Parr is a leading artist who has been a vital force in Australian art for more than 50 years. His prolific oeuvre includes performance, drawings, print, sculpture and photographs. He often uses his own body as a medium for exploring political and art world issues, and, like the Doomsday Clock, he’s calling out humanity’s ills and our race against time.

The clockmaker himself, James Oatley, faced his own catastrophe, having been convicted in England and transported for life for the theft of two feather beds and other sundry items. His personal crisis was averted when, on arrival in the penal colony of Sydney in 1815, his highly desirable specialist clockmaking skills were promptly identified by the administration.

Oatley was rapidly appointed as keeper of the Town Clock by Governor Lachlan Macquarie and commissioned to make a dial train turret clock – which can still be seen today – in the pediment of Sydney’s historic Hyde Park Barracks.

The Longcase clock’s splendour and esteemed provenance disguises its present darker associations with the metaphorical Doomsday Clock. The cabinetry shows a typical late-18th-century English design with its neo-classical swan-neck pediment, reeded columns and a Sheraton influence in its restrained use of ornamental inlay.

Although principally fabricated from Australian red cedar, the clock has been characteristically embellished with contrasting lighter-coloured Australian casuarina pine, which is used elegantly as a stringing inlay above and around its long door, on the square base, and within the circular cedar-veneered clock face door.

It is one of only 17 dated and numbered known clocks by Oatley. It was purchased in 1840 by a Sydney saddle maker, John Brush, and remained in the Brush family until recently entering the AGSA’s collection.
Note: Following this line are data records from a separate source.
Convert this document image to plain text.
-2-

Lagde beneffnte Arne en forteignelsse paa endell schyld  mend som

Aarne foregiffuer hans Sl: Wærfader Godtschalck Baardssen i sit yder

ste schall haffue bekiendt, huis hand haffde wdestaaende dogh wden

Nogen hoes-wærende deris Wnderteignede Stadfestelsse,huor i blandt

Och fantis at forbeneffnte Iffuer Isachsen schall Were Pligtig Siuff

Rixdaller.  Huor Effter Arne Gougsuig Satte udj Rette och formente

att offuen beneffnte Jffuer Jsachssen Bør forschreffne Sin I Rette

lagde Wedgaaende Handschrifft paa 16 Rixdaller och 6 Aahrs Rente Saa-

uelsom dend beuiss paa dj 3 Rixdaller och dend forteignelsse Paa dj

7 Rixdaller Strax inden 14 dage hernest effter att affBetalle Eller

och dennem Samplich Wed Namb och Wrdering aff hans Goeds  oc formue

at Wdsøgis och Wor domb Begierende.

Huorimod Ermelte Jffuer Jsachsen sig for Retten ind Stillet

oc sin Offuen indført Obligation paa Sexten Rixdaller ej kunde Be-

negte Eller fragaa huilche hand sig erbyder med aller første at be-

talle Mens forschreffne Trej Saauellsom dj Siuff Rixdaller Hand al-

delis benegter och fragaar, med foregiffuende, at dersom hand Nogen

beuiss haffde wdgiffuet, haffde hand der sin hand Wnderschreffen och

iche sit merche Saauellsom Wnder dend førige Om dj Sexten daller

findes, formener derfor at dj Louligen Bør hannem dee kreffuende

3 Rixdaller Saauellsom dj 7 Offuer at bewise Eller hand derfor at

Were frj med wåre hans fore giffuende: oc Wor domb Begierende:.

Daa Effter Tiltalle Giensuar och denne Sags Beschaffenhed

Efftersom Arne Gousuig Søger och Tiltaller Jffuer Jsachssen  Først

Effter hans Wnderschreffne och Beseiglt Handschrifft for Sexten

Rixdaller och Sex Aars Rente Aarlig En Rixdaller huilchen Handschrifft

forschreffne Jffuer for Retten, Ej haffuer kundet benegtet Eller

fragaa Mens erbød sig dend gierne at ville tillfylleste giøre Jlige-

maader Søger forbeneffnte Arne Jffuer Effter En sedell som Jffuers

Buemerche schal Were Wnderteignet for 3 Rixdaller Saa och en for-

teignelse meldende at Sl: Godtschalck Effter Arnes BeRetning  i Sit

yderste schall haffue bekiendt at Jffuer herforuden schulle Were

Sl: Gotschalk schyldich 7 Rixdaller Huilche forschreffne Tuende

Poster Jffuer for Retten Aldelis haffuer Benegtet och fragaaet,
A once-in-a-lifetime opportunity to secure the highly coveted offering was made possible through the generosity of Alastair Hunter OAM.

At this moment, this Longcase clock, on display in the Elder Wing, is a reminder of the enduring nature of the personal and universal perils that humanity faces.

 Mike Parr will perform his six-day durational work Reading for the end of time  at the Art Gallery of SA from this Friday, February 28, until Wednesday, March 4.

Tracey Lock is the AGSA’s Curator of Australian Paintings & Sculpture. This article is part of InDaily’s Off the Wall  series highlighting  gallery treasures.

Extended caption for image: James Oatley, Australia, 1770–1839, Longcase clock, 1820, Sydney, Australian cedar and casuarina, 213.0 x 56.0 x 27.0cm. Gift of Alastair Hunter in memory of his grandparents Alexander and Annie (Bowden) Hunter, and Charles and Muriel (Day) Perry through the Art Gallery of South Australia Foundation 2019.